Si accendono i riflettori sulle trimestrali della Corporate America che martedì hanno visto al centro del palcoscenico soprattutto i big della finanza. Anche Johnson & Johnson ha comunicato i suoi risultati ma il mercato ha prima di tutto puntato lo sguardo sull'annuncio del gruppo del New Jersey relativo allo stop dei test per il suo vaccino contro il Covid-19. Le prime a presentare i dati per il terzo trimestre 2020 sono state Jp Morgan Chase & Co e Citigroup (senza tralasciare il gigante dell'asset management BlackRock, che ha chiuso in rally del 3,91% martedì al Nyse sul nuovo record di 7.800 miliardi per il suo gestito).

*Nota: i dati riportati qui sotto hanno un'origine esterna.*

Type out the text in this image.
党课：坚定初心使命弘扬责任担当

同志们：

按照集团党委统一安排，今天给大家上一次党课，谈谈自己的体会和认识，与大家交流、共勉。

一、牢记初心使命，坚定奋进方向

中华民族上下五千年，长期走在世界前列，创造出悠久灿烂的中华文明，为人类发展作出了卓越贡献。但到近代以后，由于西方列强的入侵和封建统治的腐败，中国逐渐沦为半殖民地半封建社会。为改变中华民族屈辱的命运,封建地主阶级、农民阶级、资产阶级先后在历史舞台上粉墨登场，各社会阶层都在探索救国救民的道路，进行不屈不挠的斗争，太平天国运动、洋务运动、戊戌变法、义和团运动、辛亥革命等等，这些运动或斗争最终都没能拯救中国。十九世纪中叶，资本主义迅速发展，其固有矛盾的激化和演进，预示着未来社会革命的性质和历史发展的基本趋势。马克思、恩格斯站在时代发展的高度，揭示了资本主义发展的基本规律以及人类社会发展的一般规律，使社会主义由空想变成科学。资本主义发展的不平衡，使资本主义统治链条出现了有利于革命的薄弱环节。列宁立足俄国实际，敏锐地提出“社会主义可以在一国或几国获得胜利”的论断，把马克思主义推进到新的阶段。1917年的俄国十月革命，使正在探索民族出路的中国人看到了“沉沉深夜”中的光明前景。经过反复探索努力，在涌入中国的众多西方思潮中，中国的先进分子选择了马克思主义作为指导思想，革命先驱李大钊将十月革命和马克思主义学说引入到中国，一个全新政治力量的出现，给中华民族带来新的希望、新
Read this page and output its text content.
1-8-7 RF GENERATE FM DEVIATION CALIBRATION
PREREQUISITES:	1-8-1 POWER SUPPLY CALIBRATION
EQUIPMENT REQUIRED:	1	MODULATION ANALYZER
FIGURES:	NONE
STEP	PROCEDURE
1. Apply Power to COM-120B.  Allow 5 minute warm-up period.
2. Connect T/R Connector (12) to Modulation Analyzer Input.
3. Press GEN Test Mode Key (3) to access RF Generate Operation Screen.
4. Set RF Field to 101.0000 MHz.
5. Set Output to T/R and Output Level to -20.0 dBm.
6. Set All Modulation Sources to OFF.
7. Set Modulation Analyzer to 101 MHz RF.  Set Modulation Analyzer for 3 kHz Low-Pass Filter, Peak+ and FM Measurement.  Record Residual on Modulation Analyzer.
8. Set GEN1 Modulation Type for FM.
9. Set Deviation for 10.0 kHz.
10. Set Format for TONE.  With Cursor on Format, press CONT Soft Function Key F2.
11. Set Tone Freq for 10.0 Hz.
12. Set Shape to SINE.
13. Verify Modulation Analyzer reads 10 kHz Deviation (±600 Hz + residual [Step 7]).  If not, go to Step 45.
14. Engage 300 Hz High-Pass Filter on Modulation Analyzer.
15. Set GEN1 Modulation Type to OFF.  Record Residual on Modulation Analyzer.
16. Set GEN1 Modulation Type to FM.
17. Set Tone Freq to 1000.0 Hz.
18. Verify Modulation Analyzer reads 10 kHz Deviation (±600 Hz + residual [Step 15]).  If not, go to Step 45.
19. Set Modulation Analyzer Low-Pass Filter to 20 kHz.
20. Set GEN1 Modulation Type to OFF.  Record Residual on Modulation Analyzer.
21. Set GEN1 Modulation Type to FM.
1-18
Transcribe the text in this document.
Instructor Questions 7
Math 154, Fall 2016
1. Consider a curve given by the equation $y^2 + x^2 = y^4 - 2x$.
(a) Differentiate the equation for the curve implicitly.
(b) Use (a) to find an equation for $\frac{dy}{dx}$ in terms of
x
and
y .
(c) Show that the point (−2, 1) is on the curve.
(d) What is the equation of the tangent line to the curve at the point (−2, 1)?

Calano gli accantonamenti ma anche i ricavi

Jp Morgan ha registrato nei tre mesi una crescita dei profitti netti da 9,08 miliardi, pari a 2,68 dollari per azione, a 9,44 miliardi, e 2,92 dollari. I ricavi sono invece calati da 30,01 a 29,94 miliardi. Il consensus di FactSet era per 2,23 dollari e 28,21 miliardi rispettivamente. Risultati ampiamente migliori rispetto alle aspettative che si accompagnano anche ad accantonamenti su perdite nei prestiti scese a 611 milioni di dollari dai 903 milioni del terzo trimestre 2019. Complessivamente la performance è da considerarsi positiva visto che dei quattro business di Jp Morgan solo quello consumer ha registrato un declino contemporaneo di utili e ricavi, ma il management della banca ha evitato di esprimere eccessivo ottimismo anche perché il Congresso Usa è ancora bloccato sui possibili nuovi aiuti all'economia. In una congiuntura segnata dalla perdita di milioni di posti di lavoro e dalla chiusura di migliaia di attività a causa dell'epidemia di coronavirus.

Citi paga la maggiore esposizione al retail

Anche Citigroup è andata oltre le attese, con 17,3 miliardi di ricavi contro i 17,2 miliardi del consensus di Bloomberg (in calo però del 7% annuo) e un eps crollato da 2,07 a 1,40 dollari, comunque contro gli appena 92 centesimi stimati dagli analisti. A differenza di Jp Morgan, Citigroup ha visto contrarre decisamente i profitti anche a causa di accantonamenti in calo ma comunque molto elevati: 2,26 miliardi quelli del terzo trimestre, contro gli oltre 7 miliardi di entrambi i precedenti periodi. Differenza rispetto a Jp Morgan che si spiega con la maggiore esposizione di Citigroup al settore retail. In attesa dei risultati dell'altro big Goldman Sachs, Jp Morgan e Citigroup hanno chiuso martedì al Nyse con perdite dell'1,62% e del 4,80% rispettivamente.